Example : A productivity application allows Internet users to block the sites that waste time. The supplier wishes to understand its user base by analyzing the sites that everyone is blocking. The marketing team claims that the collection of this data will benefit them in the long term by helping to attract investments.
However, the collection of these data is useless from the point of view of the Internet user and would go against the reasonable expectations of many of them. The company should therefore consider other approaches to better understand its user base, or at least deactivate this default feature.

Privacy by design as part of the GDPR

The RGPD version on Privacy by Design is to take “technical and organizational measures”: these are safeguarding measures, policies and techniques designed to protect privacy and other rights of people.

In accordance with the GDPR, you must implement appropriate technical and organizational measures:

  • when it comes to deciding how to process personal data, and
  • when processing this data.

These technical and organizational measures must:

  • effectively implement the data protection principles of the GDPR, and
  • Integrate all the guarantees necessary to comply with all the relevant aspects of the GDPR.

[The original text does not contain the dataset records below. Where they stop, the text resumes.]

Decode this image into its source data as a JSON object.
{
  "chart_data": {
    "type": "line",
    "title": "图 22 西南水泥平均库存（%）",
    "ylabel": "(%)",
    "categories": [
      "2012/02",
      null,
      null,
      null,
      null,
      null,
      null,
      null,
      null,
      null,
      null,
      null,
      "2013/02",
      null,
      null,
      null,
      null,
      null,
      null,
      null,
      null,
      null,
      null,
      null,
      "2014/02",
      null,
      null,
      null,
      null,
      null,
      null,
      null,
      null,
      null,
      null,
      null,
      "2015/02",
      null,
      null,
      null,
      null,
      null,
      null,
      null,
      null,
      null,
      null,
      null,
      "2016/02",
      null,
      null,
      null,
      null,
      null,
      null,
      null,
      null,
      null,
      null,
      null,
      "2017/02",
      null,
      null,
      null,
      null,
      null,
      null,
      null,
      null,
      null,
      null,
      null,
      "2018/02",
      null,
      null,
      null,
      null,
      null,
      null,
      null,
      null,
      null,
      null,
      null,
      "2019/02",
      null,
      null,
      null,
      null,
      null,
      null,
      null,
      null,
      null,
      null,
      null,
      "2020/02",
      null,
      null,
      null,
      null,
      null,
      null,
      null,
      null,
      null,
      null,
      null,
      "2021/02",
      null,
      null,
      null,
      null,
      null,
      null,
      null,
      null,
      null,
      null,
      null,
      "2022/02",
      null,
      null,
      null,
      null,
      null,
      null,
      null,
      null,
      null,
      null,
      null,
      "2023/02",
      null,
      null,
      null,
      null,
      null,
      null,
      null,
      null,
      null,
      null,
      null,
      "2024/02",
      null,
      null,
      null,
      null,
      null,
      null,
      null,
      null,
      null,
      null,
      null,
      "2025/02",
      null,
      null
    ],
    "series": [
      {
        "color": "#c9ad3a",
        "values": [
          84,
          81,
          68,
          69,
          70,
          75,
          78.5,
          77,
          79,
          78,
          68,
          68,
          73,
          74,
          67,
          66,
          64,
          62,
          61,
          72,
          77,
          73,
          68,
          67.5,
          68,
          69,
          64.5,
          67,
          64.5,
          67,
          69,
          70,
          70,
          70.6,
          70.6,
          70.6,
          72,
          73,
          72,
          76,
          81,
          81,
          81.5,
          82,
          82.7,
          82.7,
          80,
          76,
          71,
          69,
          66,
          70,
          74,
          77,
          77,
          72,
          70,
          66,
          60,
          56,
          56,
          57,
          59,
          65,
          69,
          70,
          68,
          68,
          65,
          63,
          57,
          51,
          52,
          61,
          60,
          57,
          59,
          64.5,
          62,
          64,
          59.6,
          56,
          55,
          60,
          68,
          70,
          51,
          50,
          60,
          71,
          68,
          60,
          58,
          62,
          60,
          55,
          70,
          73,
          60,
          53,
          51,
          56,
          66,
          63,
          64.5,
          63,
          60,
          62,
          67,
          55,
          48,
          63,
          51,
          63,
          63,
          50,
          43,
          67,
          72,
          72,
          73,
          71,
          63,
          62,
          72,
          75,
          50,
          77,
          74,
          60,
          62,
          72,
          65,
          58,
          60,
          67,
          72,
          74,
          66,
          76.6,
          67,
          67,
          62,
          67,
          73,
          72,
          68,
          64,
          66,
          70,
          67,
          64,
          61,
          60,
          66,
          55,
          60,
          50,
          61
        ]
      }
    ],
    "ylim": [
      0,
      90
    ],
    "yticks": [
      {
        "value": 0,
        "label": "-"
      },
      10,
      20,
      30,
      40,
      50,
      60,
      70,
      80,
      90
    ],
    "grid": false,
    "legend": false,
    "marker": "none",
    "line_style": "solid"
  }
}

To decide the technical and organizational measures to be implemented, you must take into account the following factors:

  1. The current level of technical development.
  2. The cost of their implementation.
  3. Nature, scope, context and purposes of processing (it may be the types of data collected, quantity, number of users and your relationship with them).
  4. The risks for the “rights and freedoms” of individuals (including intimacy, freedom of expression and any other relevant right), both in terms of probability that risks occur, and the severity of the consequences in the event of risks.

Are you not sure of your compliance in GDPR? The webdesign Churchill, specialist in creating RGPD-Compliant sites, supports you on this subject!